The shock entry of former Queensland premier Peter Beattie into the federal election campaign as the Labor candidate for Forde was kept a tightly guarded secret - and with good reason.
It sends two clear messages to the people of Forde. After coming out of political retirement at the age of 60, Beattie would not be running if he thought he couldn’t wrest the marginal seat off the sitting Liberal National Party candidate. And he would not be going to Canberra as an opposition backbencher - so he must believe that Kevin Rudd can win.
Both messages offer a fillip for Labor supporters in a very tight campaign, in which Forde is one of Queensland’s must-win seats for Labor to stay in government.
If the current polls are to be believed, the Rudd government needs to pick up at least six seats around Australia, especially with some seats in NSW (such as New England) and elsewhere already pencilled in as gains for the Coalition.
What drives the people of Forde?
Forde is a microcosm of Australian society, including a complete spread of socio-economic groups. It ranges from large homes on the Albert and Logan rivers, through to community and social housing. It is also incredibly diverse, with the Logan council area claiming people from more than 200 nationalities and ethnic groups, with different languages and cultural heritages.
The electorate has undergone dramatic changes since its creation nearly 30 years ago. Through the 1980s and 1990s, it was at the centre of the south-east Queensland’s population boom. Today, Forde covers a corridor of suburbs between Logan, south of Brisbane, and northern parts of the Gold Coast.
When I first won the seat at the 1987 federal election, Forde took in an area that stretched from Indooroopilly Bridge, in Brisbane’s southern suburbs, down past Logan to the Kingston Butter Factory. By the time I lost at the 1996 election, the electoral boundaries had been redrawn so significantly that Kingston Butter Factory was the only electoral booth remaining from a decade earlier. In fact, I had to move home twice in my time as an MP in order to stay in the electorate.
The key issues in Forde are jobs, transport, health and education. The last major public transport infrastructure was the Gold Coast rail line, built by the federal government and opened in 1994. Access to jobs is a big issue. While there are industrial estates, with only patchy public transport coverage, these can only be accessed by private cars if work times are irregular.
The area also has a Griffith University campus and a TAFE college. While these provide education services, transport access is also a problem for many students.
Local unemployment is higher than the national average, and the cuts to public sector jobs under the Newman state government may help in swinging some support over to Beattie.

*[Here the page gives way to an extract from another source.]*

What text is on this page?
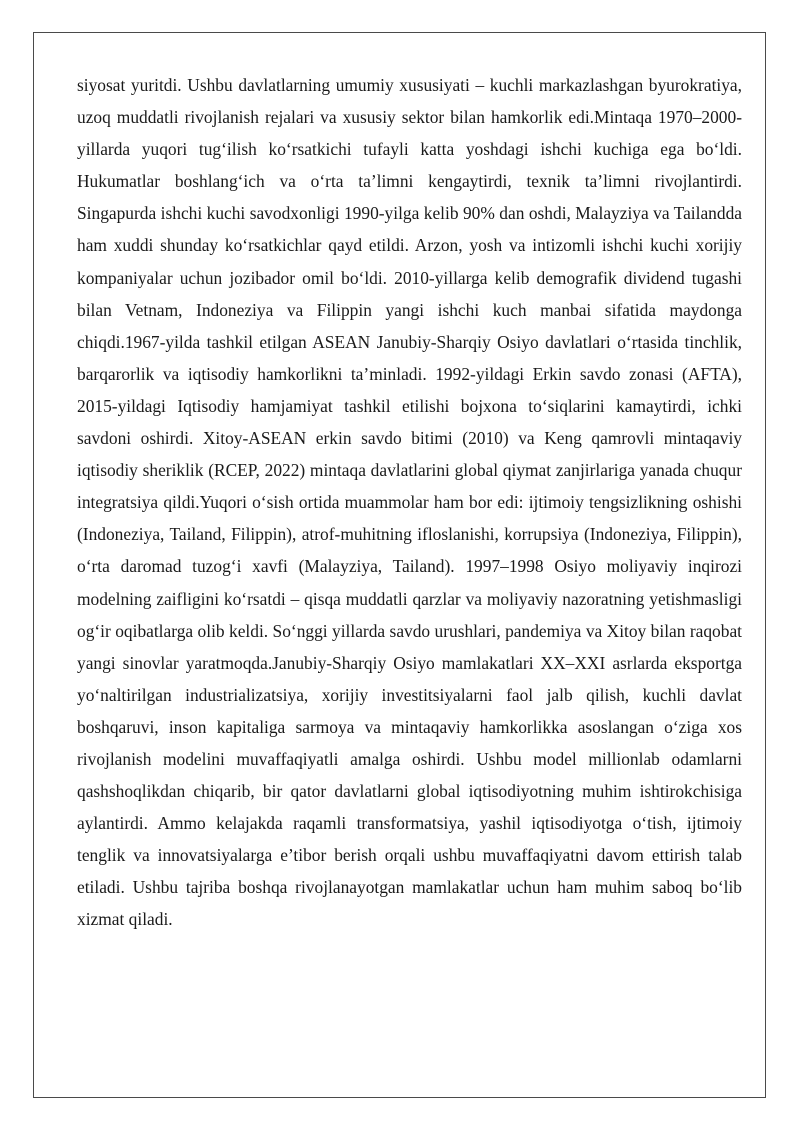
siyosat yuritdi. Ushbu davlatlarning umumiy xususiyati – kuchli markazlashgan byurokratiya, uzoq muddatli rivojlanish rejalari va xususiy sektor bilan hamkorlik edi.Mintaqa 1970–2000-yillarda yuqori tug‘ilish ko‘rsatkichi tufayli katta yoshdagi ishchi kuchiga ega bo‘ldi. Hukumatlar boshlang‘ich va o‘rta ta’limni kengaytirdi, texnik ta’limni rivojlantirdi. Singapurda ishchi kuchi savodxonligi 1990-yilga kelib 90% dan oshdi, Malayziya va Tailandda ham xuddi shunday ko‘rsatkichlar qayd etildi. Arzon, yosh va intizomli ishchi kuchi xorijiy kompaniyalar uchun jozibador omil bo‘ldi. 2010-yillarga kelib demografik dividend tugashi bilan Vetnam, Indoneziya va Filippin yangi ishchi kuch manbai sifatida maydonga chiqdi.1967-yilda tashkil etilgan ASEAN Janubiy-Sharqiy Osiyo davlatlari o‘rtasida tinchlik, barqarorlik va iqtisodiy hamkorlikni ta’minladi. 1992-yildagi Erkin savdo zonasi (AFTA), 2015-yildagi Iqtisodiy hamjamiyat tashkil etilishi bojxona to‘siqlarini kamaytirdi, ichki savdoni oshirdi. Xitoy-ASEAN erkin savdo bitimi (2010) va Keng qamrovli mintaqaviy iqtisodiy sheriklik (RCEP, 2022) mintaqa davlatlarini global qiymat zanjirlariga yanada chuqur integratsiya qildi.Yuqori o‘sish ortida muammolar ham bor edi: ijtimoiy tengsizlikning oshishi (Indoneziya, Tailand, Filippin), atrof-muhitning ifloslanishi, korrupsiya (Indoneziya, Filippin), o‘rta daromad tuzog‘i xavfi (Malayziya, Tailand). 1997–1998 Osiyo moliyaviy inqirozi modelning zaifligini ko‘rsatdi – qisqa muddatli qarzlar va moliyaviy nazoratning yetishmasligi og‘ir oqibatlarga olib keldi. So‘nggi yillarda savdo urushlari, pandemiya va Xitoy bilan raqobat yangi sinovlar yaratmoqda.Janubiy-Sharqiy Osiyo mamlakatlari XX–XXI asrlarda eksportga yo‘naltirilgan industrializatsiya, xorijiy investitsiyalarni faol jalb qilish, kuchli davlat boshqaruvi, inson kapitaliga sarmoya va mintaqaviy hamkorlikka asoslangan o‘ziga xos rivojlanish modelini muvaffaqiyatli amalga oshirdi. Ushbu model millionlab odamlarni qashshoqlikdan chiqarib, bir qator davlatlarni global iqtisodiyotning muhim ishtirokchisiga aylantirdi. Ammo kelajakda raqamli transformatsiya, yashil iqtisodiyotga o‘tish, ijtimoiy tenglik va innovatsiyalarga e’tibor berish orqali ushbu muvaffaqiyatni davom ettirish talab etiladi. Ushbu tajriba boshqa rivojlanayotgan mamlakatlar uchun ham muhim saboq bo‘lib xizmat qiladi.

Way back in 1986, when I was first preselected as Labor’s candidate for Forde, Peter Beattie was one of the first people to join me on the hustings. We hired a truck, had a band on the back and toured the local shopping centres.
What Beattie will bring to the 2013 election is an enthusiastic campaigning style, along with considerable experience. While he might be a self-confessed “media tart”, he is extremely engaging on a personal level.
Beattie had repeatedly ruled out entering federal politics since stepping down as Queensland premier in 2007, as the Liberal Party highlighted with a YouTube video uploaded soon after the news broke that he would run as a federal candidate.
Much has been made of whether Peter Beattie should live in the electorate, with one man heckling him for not being a local as he arrived with prime minister Kevin Rudd for a press conference at the Beenleigh Events Centre, south of Brisbane.
Beattie told reporters that he had moved into his brother’s home in Shailer Park in the electorate this morning, and that if elected he would buy a home and move there immediately. Whether that is a significant issue in the election is yet to be seen; he is well known to many people in Forde, so it may not be quite the same issue as it would usually be.
Shameless media tart or vote magnet?
Labor branch members have been out campaigning for almost the whole period of the Gillard government. For some it has been a very difficult exercise, made even more so by the massive loss of state members in the 2012 Queensland election, which left Labor with just seven MPs in the state parliament. Resources and morale have been low.
As well as giving Labor its best chance of winning back Forde, I would expect that Beattie’s return could help attract vital extra votes in other fiercely contested Brisbane electorates, including Bonner, Blair and Brisbane.
But this will not be an easy run for Beattie. His opponent is the sitting Liberal National Party member, Bert van Manen, who won the seat in the 2010 election with a 1.6% margin. He is a very personable local man, whose social conservatism will no doubt appeal to many constituents who will continue to support him.
Based on my experience of campaigning alongside him, Beattie’s entry into the race could be a game changer for Queensland - and possibly for the wider federal election. Whatever the outcome, it’s certainly become one of the seats to watch.